Finders Keepers

Finders Keepers

Finders-Keepers.jpg

Food found in the wild, cooked on an open fire is a primordial high, writes Tatyana Leonov.

In Lappish Finland, when it comes to berry and mushroom picking, it’s people versus reindeer. In fact, in Finland it is legal for people to pick wild fruits and vegetables all over the country, and to catch fish with a line and rod, too. The law is called ‘‘Everyman’s rights’’ or Jokamiehenoikeudet and it entitles the general public to roam the countryside foraging for food. Reindeer, too, wander through the wilderness, scrounging forest floors and nibbling on plants.

Why does foraged food taste so good?Maybe food grown in the wilderness tastes better because it flourishes without any nasties; or perhaps it’s because it is usually eaten fresh or quickly preserved for the cooler months; or it could just be the way it’s prepared. ‘‘We like to fry mushrooms with cream and plenty of butter,’’ Niina Pietikainen, chief executive of Harriniva Hotels & Safaris, tells me over a dish of –you guessed it – fried creamy mushrooms. ‘‘And we love to pick lingonberries and make jam – with plenty of sugar, of course.’’

I’m staying at Harriniva Hotel for a few days, where winter activities revolve around huskies, reindeer and snowmobiles. After a few hours exploring in the fresh (and very crisp) air, hunger always calls. There’s reindeer stew and creamy mash topped with lingonberries served at the various on-site restaurants, but the foodie highlight here is dinner in a kota, a simple wooden hut in which Finns rest when out in the bush, with an open fire pit in the centre for cooking.

Our guide and cook for tonight, Markus, is already inside the kota when we arrive and the fire is ablaze in preparation for our feast. Rieska, a traditional Finnish flatbread, is served first. Markus warms the bread (baked in an oven that morning) on the fire and tells us that his grandmother used to make the best rieska in his home town. ‘‘There’s an art to making it and grandmother only ever used barley flour, which is the customary way,’’ he tells us. We enjoy this Lappish delicacy alongside wild porcini mushroom soup which is one-part mushrooms to three-part cream and consequently very delicious.

The main dish is simple: reindeer hamburger patties topped with smoked cheese and a big dollop of lingonberry-infused mayonnaise. ‘‘This is a modern tweak,’’ laughs Markus when I query the mayonnaise addition.

Some of the hungrier people opt for the Finnish hamburger, with the reindeer patty served between two slices of rieska. We finish with more carbs: day-old cereal fried in butter with blueberries and cloudberries. It tastes a zillion times better than it sounds.

A few days later in Rovaniemi I find myself eating reindeer most days.

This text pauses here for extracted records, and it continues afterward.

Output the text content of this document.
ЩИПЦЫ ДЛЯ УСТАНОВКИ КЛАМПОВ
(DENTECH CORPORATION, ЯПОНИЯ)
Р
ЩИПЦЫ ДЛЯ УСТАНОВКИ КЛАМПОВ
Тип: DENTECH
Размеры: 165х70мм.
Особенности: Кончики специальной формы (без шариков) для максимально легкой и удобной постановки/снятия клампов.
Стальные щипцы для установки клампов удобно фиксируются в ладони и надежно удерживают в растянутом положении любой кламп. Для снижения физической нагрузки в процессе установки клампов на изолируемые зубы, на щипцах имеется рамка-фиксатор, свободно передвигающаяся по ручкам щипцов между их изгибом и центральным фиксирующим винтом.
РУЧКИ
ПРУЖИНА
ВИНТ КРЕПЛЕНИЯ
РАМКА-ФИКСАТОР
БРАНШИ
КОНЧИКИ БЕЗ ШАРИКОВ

There’s tender reindeer brisket at Roka Kitchen & Wine Bar, roast reindeer with root vegetables at Sky Kitchen & View and reindeer cooked two ways – grilled and sauteed – at Arctic Restaurant in the Arctic Light Hotel (my digs in Rovaniemi).

Reindeer meat is considered to be a healthy alternative to beef and environmentally sustainable. There are more reindeer than humans in Finnish Lapland. I ensure I taste other local foods – salmon caught in a nearby lake, forest mushrooms, grandma’s recipe blueberry juice.

The only delicacy I don’t find is lichen. When I was staying at Harriniva Hotel, Niina Pietikainen told me lichen – reindeer’s winter staple – can be found in fine-dining restaurants used as an innovative meal embellishment. I guess I’ll have to return next year. Or leave it for the reindeer.